Мы будем пить нон-стопом
За грозное ЧК,
Чтобы вернули в жопу
Закон о ЖКХ.
 
 
За мощь советской власти
(Ух, как она крепка!)
Чтоб Дума дождалася
Матроса Железняка.
 
 
Мы выпьем, вздрогнем, вмажем,
Чтобы скорей настал
Тот день, когда он скажет,
что: “Караул устал”.
 
 
Шумит, гремит застолье,
Кого-то желчью рвет —
Он потерял здоровье
В борьбе за свой народ.
 
 
Пора б остановиться,
Но вот уже подходит
Радостный День милиции,
Так любимый в народе.
 
 
Ну как за вас не напиться
Патрульный и постовой?
Отважные дзержинцы
С холодной, как лед, головой.
 
 
Наследники Дяди Степы —
Простые, строгие, добрые,
Они залезали мне в жопу
В надежде найти там доллары.
 
 
А ты, раздвигая ягодицы,
Искал в анале бабло?
Так пей же за День милиции
И знай, что тебе повезло.
 
 
Вот почему пьем мы дружно
За их здоровье и счастье —
Потому что их служба
Очень трудна и опасна.
 
 
Нальемте “Салют Златоглавая”
И выпьем ее, друзья.
Да вот голова моя слабая,
Забыл, к чему это я.
 
 
Всего-то неделю пили мы,
А я уже готов.
Начали вроде с Минина,
Зачем-то дошли до ментов.
 
 
“Слабость, усталость, вялость” —
Цитата – Иосиф Бродский.
Все в голове смешалось,
Словно в доме Облонских.
 
 
Ворон над ухом кычет:
“Будешь известный автор,
Если не сдохнешь нынче,
завтра и послезавтра”.
 
 
Если не сдохну нынче,
То не запью без повода
До Рождества католического
До Старого Нового года.
 
Электрификация
 
“Коммунизм – это Советская власть
Плюс электрификация всей страны” – учил
                            Владимир Ильич еще.

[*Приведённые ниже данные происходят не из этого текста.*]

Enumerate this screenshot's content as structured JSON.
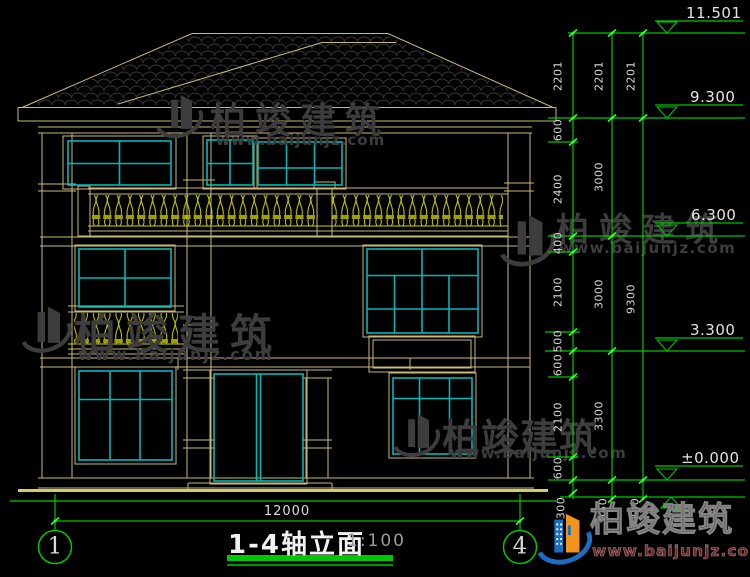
{
  "drawing": {
    "title": "1-4轴立面",
    "scale": "1:100",
    "width_dimension": "12000",
    "grid_bubbles": [
      "1",
      "4"
    ],
    "elevation_markers": [
      "11.501",
      "9.300",
      "6.300",
      "3.300",
      "±0.000"
    ],
    "dimension_chains": {
      "inner": [
        "2201",
        "600",
        "2400",
        "400",
        "2100",
        "500",
        "600",
        "2100",
        "600",
        "300"
      ],
      "middle": [
        "2201",
        "3000",
        "3000",
        "3300",
        "450"
      ],
      "outer": [
        "2201",
        "9300",
        "450"
      ]
    },
    "colors": {
      "background": "#000000",
      "dimension_green": "#00c800",
      "tick_green": "#33ff33",
      "outline_tan": "#c9ba7a",
      "window_cyan": "#00b8b8",
      "railing_yellow": "#d4d400",
      "label_white": "#e0e0e0"
    }
  },
  "watermark": {
    "brand": "柏竣建筑",
    "url": "www.baijunjz.com"
  },
  "footer": {
    "brand": "柏竣建筑",
    "url": "www.baijunjz.com"
  }
}
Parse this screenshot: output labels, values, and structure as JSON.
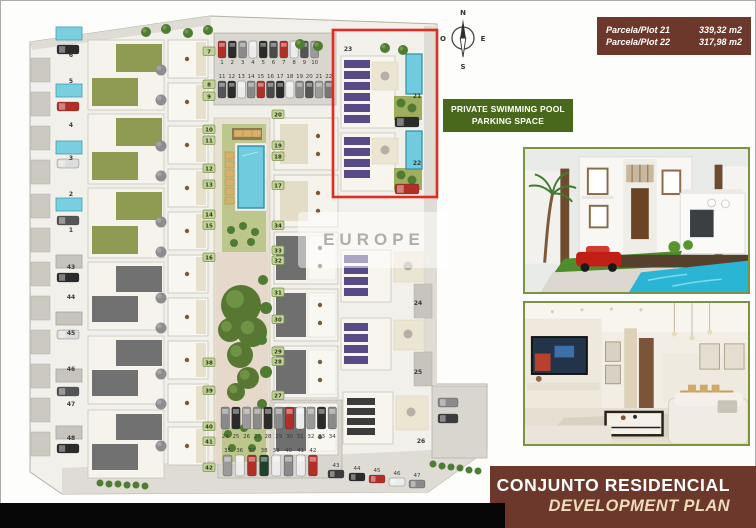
{
  "colors": {
    "maroon": "#6b382b",
    "green": "#4a681c",
    "cream": "#eedcba",
    "photo_frame": "#7c9440",
    "pool_blue": "#6fcbdd"
  },
  "legend": {
    "plots": [
      {
        "label": "Parcela/Plot 21",
        "value": "339,32 m2"
      },
      {
        "label": "Parcela/Plot 22",
        "value": "317,98 m2"
      }
    ],
    "features": {
      "line1": "PRIVATE SWIMMING POOL",
      "line2": "PARKING SPACE"
    }
  },
  "banner": {
    "title": "CONJUNTO RESIDENCIAL",
    "subtitle": "DEVELOPMENT PLAN"
  },
  "compass": {
    "north": "N",
    "east": "E",
    "south": "S",
    "west": "O"
  },
  "watermark": {
    "text": "EUROPE"
  },
  "site_plan": {
    "base": {
      "points": "30,42 210,16 437,24 437,200 432,204 432,384 487,384 487,450 428,492 62,494 30,472",
      "fill": "#f2f0ea",
      "stroke": "#b3b0a6"
    },
    "roads": [
      {
        "points": "30,42 210,16 211,25 32,50",
        "fill": "#dedcd5"
      },
      {
        "rect": [
          424,
          26,
          13,
          360
        ],
        "fill": "#dedcd5"
      },
      {
        "points": "62,468 432,450 487,450 428,492 62,494",
        "fill": "#dedcd5"
      }
    ],
    "lots": [
      [
        214,
        33,
        122,
        72
      ],
      [
        218,
        400,
        124,
        78
      ]
    ],
    "left_strip": {
      "x": 31,
      "w": 19,
      "h": 24,
      "ys": [
        58,
        92,
        126,
        160,
        194,
        228,
        262,
        296,
        330,
        364,
        398,
        432
      ]
    },
    "small_pools": {
      "w": 26,
      "h": 13,
      "cyan": [
        [
          56,
          27
        ],
        [
          56,
          84
        ],
        [
          56,
          141
        ],
        [
          56,
          198
        ]
      ],
      "gray": [
        [
          56,
          255
        ],
        [
          56,
          312
        ],
        [
          56,
          369
        ],
        [
          56,
          426
        ]
      ]
    },
    "left_cars": [
      [
        57,
        45,
        "#2b2b2b"
      ],
      [
        57,
        102,
        "#b03028"
      ],
      [
        57,
        159,
        "#dcdcdc"
      ],
      [
        57,
        216,
        "#555555"
      ],
      [
        57,
        273,
        "#2b2b2b"
      ],
      [
        57,
        330,
        "#dcdcdc"
      ],
      [
        57,
        387,
        "#555555"
      ],
      [
        57,
        444,
        "#2b2b2b"
      ]
    ],
    "green_houses": {
      "x": 88,
      "w": 76,
      "h": 70,
      "ys": [
        40,
        114,
        188
      ]
    },
    "dark_houses": {
      "x": 88,
      "w": 76,
      "h": 68,
      "ys": [
        262,
        336,
        410
      ]
    },
    "tree_column": [
      [
        161,
        70
      ],
      [
        161,
        100
      ],
      [
        161,
        146
      ],
      [
        161,
        176
      ],
      [
        161,
        222
      ],
      [
        161,
        252
      ],
      [
        161,
        298
      ],
      [
        161,
        328
      ],
      [
        161,
        374
      ],
      [
        161,
        404
      ],
      [
        161,
        446
      ]
    ],
    "mid_houses": {
      "x": 168,
      "w": 40,
      "h": 38,
      "ys": [
        40,
        83,
        126,
        169,
        212,
        255,
        298,
        341,
        384,
        427
      ]
    },
    "amenity": {
      "deck": [
        214,
        118,
        56,
        346
      ],
      "lawn_top": [
        222,
        124,
        44,
        128
      ],
      "path": [
        216,
        252,
        52,
        212
      ],
      "lawn_bottom": [
        222,
        428,
        44,
        34
      ],
      "pergola": [
        232,
        128,
        30,
        12
      ],
      "loungers": [
        [
          234,
          130
        ],
        [
          243,
          130
        ],
        [
          252,
          130
        ],
        [
          225,
          152
        ],
        [
          225,
          161
        ],
        [
          225,
          170
        ],
        [
          225,
          179
        ],
        [
          225,
          188
        ],
        [
          225,
          197
        ]
      ],
      "pool_surround": [
        235,
        143,
        32,
        68
      ],
      "pool": [
        238,
        146,
        26,
        62
      ],
      "trees": [
        [
          231,
          230
        ],
        [
          243,
          226
        ],
        [
          255,
          232
        ],
        [
          234,
          243
        ],
        [
          251,
          242
        ],
        [
          228,
          434
        ],
        [
          244,
          428
        ],
        [
          258,
          438
        ],
        [
          232,
          448
        ],
        [
          252,
          448
        ]
      ],
      "blob": [
        [
          241,
          305,
          20
        ],
        [
          230,
          330,
          12
        ],
        [
          252,
          332,
          15
        ],
        [
          240,
          355,
          13
        ],
        [
          248,
          378,
          11
        ],
        [
          236,
          392,
          9
        ]
      ],
      "bushes": [
        [
          263,
          280,
          5
        ],
        [
          266,
          308,
          6
        ],
        [
          262,
          340,
          5
        ],
        [
          266,
          372,
          6
        ],
        [
          262,
          404,
          5
        ]
      ]
    },
    "midright_houses": {
      "x": 274,
      "w": 64,
      "h": 52,
      "light_ys": [
        118,
        175
      ],
      "dark_ys": [
        232,
        289,
        346,
        403
      ]
    },
    "right_block": [
      432,
      386,
      55,
      72
    ],
    "right_cars": [
      [
        438,
        398,
        "#8a8a8a"
      ],
      [
        438,
        414,
        "#3c3c3c"
      ]
    ],
    "red_box": {
      "rect": [
        333,
        30,
        104,
        167
      ],
      "color": "#e02b20"
    },
    "villas": [
      {
        "b": [
          341,
          56,
          54,
          72
        ],
        "sx": 344,
        "sw": 26,
        "sh": 8,
        "sc": "#584a86",
        "sys": [
          60,
          71,
          82,
          93,
          104,
          115
        ],
        "patio": [
          372,
          62,
          26,
          28
        ],
        "table": [
          385,
          76
        ],
        "lawn": [
          394,
          96,
          28,
          24
        ],
        "trees": [
          [
            401,
            103
          ],
          [
            412,
            108
          ]
        ],
        "car": [
          395,
          117,
          24,
          10,
          "#2b2b2b"
        ],
        "pool": [
          406,
          54,
          16,
          40
        ]
      },
      {
        "b": [
          341,
          133,
          54,
          58
        ],
        "sx": 344,
        "sw": 26,
        "sh": 8,
        "sc": "#584a86",
        "sys": [
          137,
          148,
          159,
          170
        ],
        "patio": [
          372,
          138,
          26,
          26
        ],
        "table": [
          385,
          150
        ],
        "lawn": [
          394,
          168,
          28,
          22
        ],
        "trees": [
          [
            401,
            175
          ],
          [
            412,
            180
          ]
        ],
        "car": [
          395,
          184,
          24,
          10,
          "#b03028"
        ],
        "pool": [
          406,
          131,
          16,
          38
        ]
      },
      {
        "b": [
          341,
          250,
          50,
          52
        ],
        "sx": 344,
        "sw": 24,
        "sh": 8,
        "sc": "#584a86",
        "sys": [
          255,
          266,
          277,
          288
        ],
        "patio": [
          394,
          252,
          30,
          30
        ],
        "table": [
          408,
          266
        ],
        "drive": [
          414,
          284,
          18,
          34
        ]
      },
      {
        "b": [
          341,
          318,
          50,
          52
        ],
        "sx": 344,
        "sw": 24,
        "sh": 8,
        "sc": "#584a86",
        "sys": [
          323,
          334,
          345,
          356
        ],
        "patio": [
          394,
          320,
          30,
          30
        ],
        "table": [
          408,
          334
        ],
        "drive": [
          414,
          352,
          18,
          34
        ]
      },
      {
        "b": [
          343,
          392,
          50,
          52
        ],
        "sx": 347,
        "sw": 28,
        "sh": 7,
        "sc": "#3c3c3c",
        "sys": [
          398,
          408,
          418,
          428
        ],
        "patio": [
          396,
          396,
          32,
          34
        ],
        "table": [
          411,
          412
        ]
      }
    ],
    "parking_top": {
      "row1": {
        "labels": [
          "1",
          "2",
          "3",
          "4",
          "5",
          "6",
          "7",
          "8",
          "9",
          "10"
        ],
        "x0": 218,
        "dx": 10.3,
        "car_y": 41,
        "car_w": 8,
        "car_h": 17,
        "num_y": 64,
        "colors": [
          "#b03028",
          "#2b2b2b",
          "#8a8a8a",
          "#ececec",
          "#2b2b2b",
          "#4a4a4a",
          "#b03028",
          "#ececec",
          "#555555",
          "#9a9a9a"
        ]
      },
      "row2": {
        "labels": [
          "11",
          "12",
          "13",
          "14",
          "15",
          "16",
          "17",
          "18",
          "19",
          "20",
          "21",
          "22"
        ],
        "x0": 218,
        "dx": 9.7,
        "car_y": 81,
        "car_w": 8,
        "car_h": 17,
        "num_y": 78,
        "colors": [
          "#555555",
          "#2b2b2b",
          "#ececec",
          "#8a8a8a",
          "#b03028",
          "#4a4a4a",
          "#2b2b2b",
          "#ececec",
          "#8a8a8a",
          "#555555",
          "#9a9a9a",
          "#777777"
        ]
      }
    },
    "parking_bottom": {
      "row1": {
        "labels": [
          "24",
          "25",
          "26",
          "27",
          "28",
          "29",
          "30",
          "31",
          "32",
          "33",
          "34"
        ],
        "x0": 221,
        "dx": 10.7,
        "car_y": 407,
        "car_w": 8.5,
        "car_h": 22,
        "num_y": 438,
        "colors": [
          "#8a8a8a",
          "#2b2b2b",
          "#9a9a9a",
          "#8a8a8a",
          "#2b2b2b",
          "#8a8a8a",
          "#b03028",
          "#ececec",
          "#9a9a9a",
          "#2b2b2b",
          "#8a8a8a"
        ]
      },
      "row2": {
        "labels": [
          "35",
          "36",
          "37",
          "38",
          "39",
          "40",
          "41",
          "42"
        ],
        "x0": 223,
        "dx": 12.2,
        "car_y": 455,
        "car_w": 9,
        "car_h": 21,
        "num_y": 452,
        "colors": [
          "#9a9a9a",
          "#ececec",
          "#b03028",
          "#22402e",
          "#ececec",
          "#8a8a8a",
          "#ececec",
          "#b03028"
        ]
      }
    },
    "diag_parking": {
      "labels": [
        "43",
        "44",
        "45",
        "46",
        "47"
      ],
      "nums": [
        [
          336,
          467
        ],
        [
          357,
          470
        ],
        [
          377,
          472
        ],
        [
          397,
          475
        ],
        [
          417,
          477
        ]
      ],
      "cars": [
        [
          328,
          470
        ],
        [
          349,
          473
        ],
        [
          369,
          475
        ],
        [
          389,
          478
        ],
        [
          409,
          480
        ]
      ],
      "car_w": 16,
      "car_h": 8,
      "colors": [
        "#3c3c3c",
        "#2b2b2b",
        "#b03028",
        "#ececec",
        "#8a8a8a"
      ]
    },
    "plot_labels": [
      [
        71,
        57,
        "6"
      ],
      [
        71,
        83,
        "5"
      ],
      [
        71,
        127,
        "4"
      ],
      [
        71,
        160,
        "3"
      ],
      [
        71,
        196,
        "2"
      ],
      [
        71,
        232,
        "1"
      ],
      [
        71,
        269,
        "43"
      ],
      [
        71,
        299,
        "44"
      ],
      [
        71,
        335,
        "45"
      ],
      [
        71,
        371,
        "46"
      ],
      [
        71,
        406,
        "47"
      ],
      [
        71,
        440,
        "48"
      ],
      [
        348,
        51,
        "23"
      ],
      [
        417,
        98,
        "21"
      ],
      [
        417,
        165,
        "22"
      ],
      [
        418,
        305,
        "24"
      ],
      [
        418,
        374,
        "25"
      ],
      [
        421,
        443,
        "26"
      ]
    ],
    "tags": [
      [
        203,
        47,
        "7"
      ],
      [
        203,
        80,
        "8"
      ],
      [
        203,
        92,
        "9"
      ],
      [
        203,
        125,
        "10"
      ],
      [
        203,
        136,
        "11"
      ],
      [
        203,
        164,
        "12"
      ],
      [
        203,
        180,
        "13"
      ],
      [
        203,
        210,
        "14"
      ],
      [
        203,
        221,
        "15"
      ],
      [
        203,
        253,
        "16"
      ],
      [
        203,
        358,
        "38"
      ],
      [
        203,
        386,
        "39"
      ],
      [
        203,
        422,
        "40"
      ],
      [
        203,
        437,
        "41"
      ],
      [
        203,
        463,
        "42"
      ],
      [
        272,
        110,
        "20"
      ],
      [
        272,
        141,
        "19"
      ],
      [
        272,
        152,
        "18"
      ],
      [
        272,
        181,
        "17"
      ],
      [
        272,
        221,
        "34"
      ],
      [
        272,
        246,
        "33"
      ],
      [
        272,
        256,
        "32"
      ],
      [
        272,
        288,
        "31"
      ],
      [
        272,
        315,
        "30"
      ],
      [
        272,
        347,
        "29"
      ],
      [
        272,
        357,
        "28"
      ],
      [
        272,
        391,
        "27"
      ]
    ],
    "top_trees": [
      [
        146,
        32
      ],
      [
        166,
        29
      ],
      [
        188,
        33
      ],
      [
        208,
        30
      ],
      [
        300,
        44
      ],
      [
        318,
        46
      ],
      [
        385,
        48
      ],
      [
        403,
        50
      ]
    ],
    "bushes_bottom": [
      [
        100,
        483
      ],
      [
        109,
        484
      ],
      [
        118,
        484
      ],
      [
        127,
        485
      ],
      [
        136,
        485
      ],
      [
        145,
        486
      ],
      [
        433,
        464
      ],
      [
        442,
        466
      ],
      [
        451,
        467
      ],
      [
        460,
        468
      ],
      [
        469,
        470
      ],
      [
        478,
        471
      ]
    ]
  }
}
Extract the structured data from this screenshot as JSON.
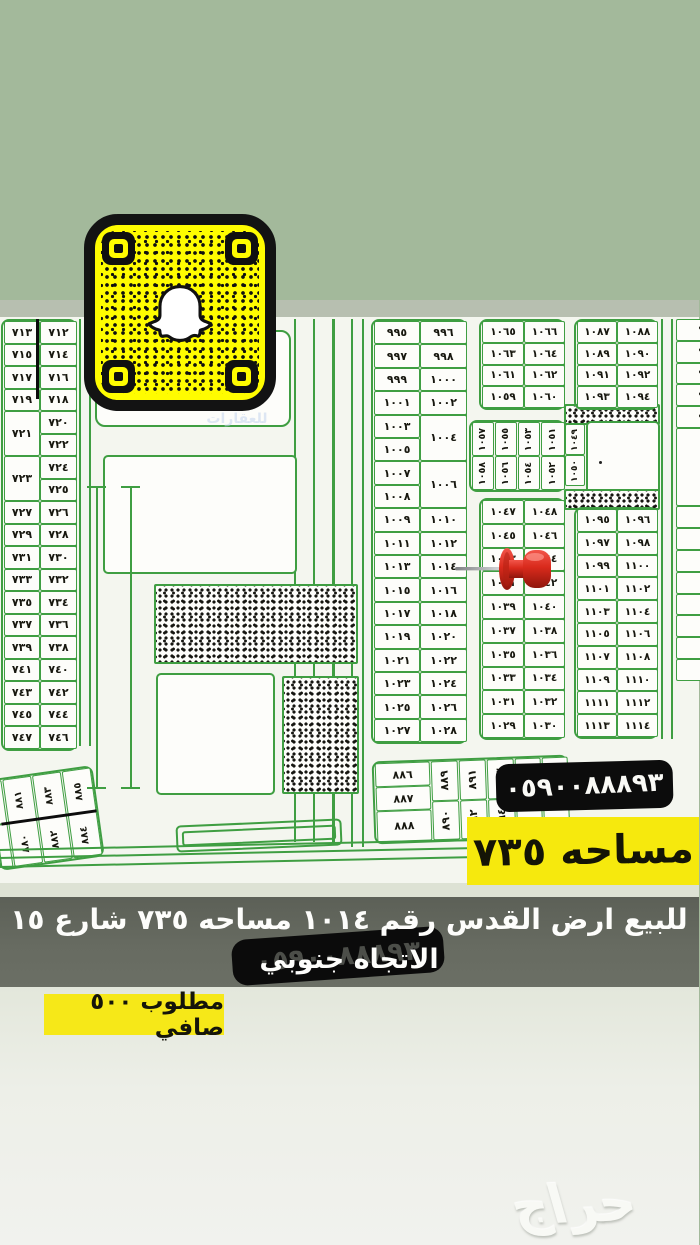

Но тут вдруг встал господин Чубайс
И пообещал отключить электричество.
 
 
Помню, напротив Кремлевских стен
С восхищением и надеждой смотрели мы,
                              безусыми пацанами,
На выложенный из лампочек этот
                               бессмертный трехчлен
Под сенью дымящих труб, над Москвы-реки
                            голубыми волнами.
 
 
а=б+с, как писали в школе, в тетрадь,
Но пошло все иначе, чем предполагали мы.
Начали с суммы эту великую формулу
                                          разрушать,
А теперь дотянулись руки и до слагаемых.
 
 
“Что сказать вам о жизни?”
Да пошла бы она в пизду!
В ней всегда происходит не то, что надо.
Первым делом, заместо коммунизма,
Обещанного в 1980 году,
Нам устроили дефективную Московскую
                                   олимпиаду.
 
 
В общем, судьба моего поколения
                             не задалась.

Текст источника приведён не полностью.